Kejadian ini memunculkan pertanyaan krusial: Apakah wartawan dapat dikenai sanksi pidana saat menjalankan profesinya? Atau seharusnya pers diberi jaminan kebebasan penuh, agar terbebas dari ancaman hukum pidana dalam melaksanakan tugas jurnalistiknya? Dilema ini menjadi isu sentral dalam perdebatan tentang masa depan kebebasan pers di Indonesia.
Kebebasan pers merupakan elemen vital dalam membangun sistem bernegara yang demokratis, terbuka, dan transparan. Sebagai pilar keempat demokrasi, pers harus dijamin kebebasannya dalam menjalankan profesi jurnalistik untuk menjaga objektivitas dan transparansi. Namun, insan pers tetap harus tunduk pada hukum yang berlaku di Indonesia, sesuai asas persamaan di hadapan hukum yang diatur dalam UUD 1945.

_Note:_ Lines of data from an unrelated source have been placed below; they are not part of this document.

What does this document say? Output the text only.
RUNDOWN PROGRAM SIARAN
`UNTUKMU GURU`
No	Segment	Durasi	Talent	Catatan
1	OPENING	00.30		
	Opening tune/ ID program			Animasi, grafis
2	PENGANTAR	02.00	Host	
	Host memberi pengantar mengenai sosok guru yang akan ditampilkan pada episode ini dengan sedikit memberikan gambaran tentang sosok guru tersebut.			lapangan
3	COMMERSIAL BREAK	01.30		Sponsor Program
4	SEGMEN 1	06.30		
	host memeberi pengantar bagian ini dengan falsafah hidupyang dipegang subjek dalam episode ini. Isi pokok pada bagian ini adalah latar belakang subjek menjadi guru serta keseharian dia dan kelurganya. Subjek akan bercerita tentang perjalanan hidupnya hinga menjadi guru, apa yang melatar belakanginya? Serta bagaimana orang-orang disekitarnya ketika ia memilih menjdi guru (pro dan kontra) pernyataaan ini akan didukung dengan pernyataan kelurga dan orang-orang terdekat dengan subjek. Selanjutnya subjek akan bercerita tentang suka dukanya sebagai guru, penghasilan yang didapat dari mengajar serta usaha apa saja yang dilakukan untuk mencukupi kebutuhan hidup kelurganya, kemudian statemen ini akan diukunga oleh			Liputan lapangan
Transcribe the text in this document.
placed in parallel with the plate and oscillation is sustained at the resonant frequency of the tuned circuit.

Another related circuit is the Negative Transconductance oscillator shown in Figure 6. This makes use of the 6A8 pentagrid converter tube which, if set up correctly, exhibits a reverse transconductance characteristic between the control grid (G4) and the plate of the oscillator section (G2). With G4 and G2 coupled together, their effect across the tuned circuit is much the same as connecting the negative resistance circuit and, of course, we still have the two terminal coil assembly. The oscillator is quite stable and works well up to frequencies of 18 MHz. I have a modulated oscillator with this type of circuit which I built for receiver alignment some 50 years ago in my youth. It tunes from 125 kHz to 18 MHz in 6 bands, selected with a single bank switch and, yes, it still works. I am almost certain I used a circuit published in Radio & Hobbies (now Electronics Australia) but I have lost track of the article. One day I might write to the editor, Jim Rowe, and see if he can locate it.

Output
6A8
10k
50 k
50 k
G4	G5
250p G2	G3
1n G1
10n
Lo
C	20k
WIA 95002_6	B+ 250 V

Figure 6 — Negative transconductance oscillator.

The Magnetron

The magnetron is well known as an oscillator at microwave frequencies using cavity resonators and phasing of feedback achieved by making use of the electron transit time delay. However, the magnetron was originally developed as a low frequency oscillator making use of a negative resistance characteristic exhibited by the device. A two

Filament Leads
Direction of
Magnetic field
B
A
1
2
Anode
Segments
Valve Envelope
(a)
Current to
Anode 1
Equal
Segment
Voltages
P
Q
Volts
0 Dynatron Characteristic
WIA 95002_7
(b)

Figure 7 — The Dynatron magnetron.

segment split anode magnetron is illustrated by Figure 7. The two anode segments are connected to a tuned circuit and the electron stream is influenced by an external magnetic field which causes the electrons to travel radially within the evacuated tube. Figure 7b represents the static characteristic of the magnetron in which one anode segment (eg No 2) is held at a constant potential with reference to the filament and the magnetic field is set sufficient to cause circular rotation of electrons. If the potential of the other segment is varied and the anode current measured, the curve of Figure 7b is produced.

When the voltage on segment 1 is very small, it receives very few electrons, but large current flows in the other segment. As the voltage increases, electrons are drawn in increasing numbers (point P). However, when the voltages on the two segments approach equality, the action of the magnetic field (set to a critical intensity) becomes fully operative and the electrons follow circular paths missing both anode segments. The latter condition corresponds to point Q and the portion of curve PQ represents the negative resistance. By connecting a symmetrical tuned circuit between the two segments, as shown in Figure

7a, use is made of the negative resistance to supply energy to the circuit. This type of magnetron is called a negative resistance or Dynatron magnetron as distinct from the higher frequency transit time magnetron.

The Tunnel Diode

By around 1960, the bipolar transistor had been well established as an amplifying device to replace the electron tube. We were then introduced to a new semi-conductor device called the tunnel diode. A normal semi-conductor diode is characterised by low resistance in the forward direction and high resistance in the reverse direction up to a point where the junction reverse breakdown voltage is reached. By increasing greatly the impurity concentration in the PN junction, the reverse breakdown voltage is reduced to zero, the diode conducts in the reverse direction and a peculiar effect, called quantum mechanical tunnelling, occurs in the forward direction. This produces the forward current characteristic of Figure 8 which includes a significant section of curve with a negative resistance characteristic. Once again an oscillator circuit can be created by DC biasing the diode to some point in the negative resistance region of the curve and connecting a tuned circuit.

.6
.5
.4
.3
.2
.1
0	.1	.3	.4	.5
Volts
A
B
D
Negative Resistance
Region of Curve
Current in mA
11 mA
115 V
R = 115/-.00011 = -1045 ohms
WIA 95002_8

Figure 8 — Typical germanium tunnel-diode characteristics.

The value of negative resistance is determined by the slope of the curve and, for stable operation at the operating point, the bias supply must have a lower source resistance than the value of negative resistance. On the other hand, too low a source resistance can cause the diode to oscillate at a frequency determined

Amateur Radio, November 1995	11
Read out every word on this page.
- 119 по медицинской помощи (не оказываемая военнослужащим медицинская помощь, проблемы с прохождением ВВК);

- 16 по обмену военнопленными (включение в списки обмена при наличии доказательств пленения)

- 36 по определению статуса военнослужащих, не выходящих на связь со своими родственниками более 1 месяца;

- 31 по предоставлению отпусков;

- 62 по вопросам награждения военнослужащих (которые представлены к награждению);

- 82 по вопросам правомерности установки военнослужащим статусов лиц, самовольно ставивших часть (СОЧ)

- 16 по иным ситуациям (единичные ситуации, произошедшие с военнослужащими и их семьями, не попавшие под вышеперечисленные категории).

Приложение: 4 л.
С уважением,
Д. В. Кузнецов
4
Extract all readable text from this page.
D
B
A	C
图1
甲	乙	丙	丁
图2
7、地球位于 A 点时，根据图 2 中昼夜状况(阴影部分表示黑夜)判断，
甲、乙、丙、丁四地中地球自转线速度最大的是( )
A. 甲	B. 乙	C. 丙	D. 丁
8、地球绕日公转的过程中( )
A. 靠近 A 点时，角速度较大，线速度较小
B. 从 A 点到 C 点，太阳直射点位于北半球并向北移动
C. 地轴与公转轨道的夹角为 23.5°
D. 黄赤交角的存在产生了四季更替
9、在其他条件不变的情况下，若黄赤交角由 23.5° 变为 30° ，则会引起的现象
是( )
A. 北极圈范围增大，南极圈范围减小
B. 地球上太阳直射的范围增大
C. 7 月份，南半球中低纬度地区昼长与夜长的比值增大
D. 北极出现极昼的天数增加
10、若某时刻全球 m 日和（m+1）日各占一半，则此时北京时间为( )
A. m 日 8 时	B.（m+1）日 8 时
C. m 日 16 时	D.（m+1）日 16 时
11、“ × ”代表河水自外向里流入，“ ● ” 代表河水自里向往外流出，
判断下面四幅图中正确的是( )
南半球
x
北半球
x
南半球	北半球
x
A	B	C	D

Undang-undang tidak dimaksudkan untuk mengekang kebebasan pers, melainkan untuk membentuk pers yang seimbang, transparan, dan profesional. Mengingat belum seluruh pers Indonesia menerapkan kualitas yang profesional dan bertanggung jawab, serta mempertimbangkan kondisi pendidikan masyarakat, diperlukan pembatasan melalui regulasi hukum untuk mencegah penyalahgunaan media sebagai alat agitasi.
Permasalahan muncul ketika pemberitaan pers digunakan untuk memfitnah atau menghina dengan unsur kesengajaan. Pidana tetap harus diberlakukan terhadap pelaku yang sengaja melakukan penghinaan atau fitnah melalui media pers. Namun, pemberitaan yang bertanggung jawab dan profesional, meski ada kesalahan fakta, tidak boleh dipidana.
Sehingga Undang-Undang Pers belum sepenuhnya mengakomodasi permasalahan ini. Undang-undang tersebut hanya mengatur sanksi denda untuk pelanggaran tertentu dan hak jawab serta hak koreksi untuk pemberitaan bermasalah. Hal ini dianggap kurang seimbang oleh beberapa pihak. Namun, yang perlu diperbaiki adalah UU Pers itu sendiri, bukan pers sebagai institusi, karena undang-undang tersebut belum mengatur potensi masalah hukum kompleks yang dapat muncul dalam pemberitaan pers.
Kebebasan pers dalam menyampaikan pendapat ialah aspek krusial dalam proses demokratisasi.Â
Namun, kebebasan ini tidak bersifat absolut dan tanpa batasan. Untuk mencegah penyalahgunaan pers sebagai sarana penghinaan, fitnah, atau penghasutan, diperlukan instrumen hukum yang bertujuan bukan untuk membatasi kebebasan pers, melainkan untuk mendorong profesionalisme, tanggung jawab, dan penghormatan terhadap hukum serta HAM.
RUU KUHP terbaru, khususnya Pasal 511 hingga 515, telah mengakomodasi isu penghinaan dan fitnah yang mungkin terjadi dalam pemberitaan pers. Pasal 511 Ayat (1) RUU KUHP secara jelas mendefinisikan kriteria tindak pidana penghinaan, mencakup unsur-unsur: setiap individu, secara lisan, menghina atau menyerang kehormatan atau reputasi orang lain, dengan menuduhkan sesuatu, bertujuan agar tuduhan tersebut diketahui publik.
Sementara itu, Pasal 511 Ayat (2) RUU KUHP mengatur tindak pidana yang dilakukan secara tertulis, sebagai pemberatan dari Ayat (1). Pemberatan ini berlaku jika penghinaan dilakukan melalui tulisan atau gambar yang disebarluaskan, dipertontonkan, atau dipajang di tempat umum. Dengan demikian, penghinaan melalui pemberitaan pers dapat masuk dalam kategori ini.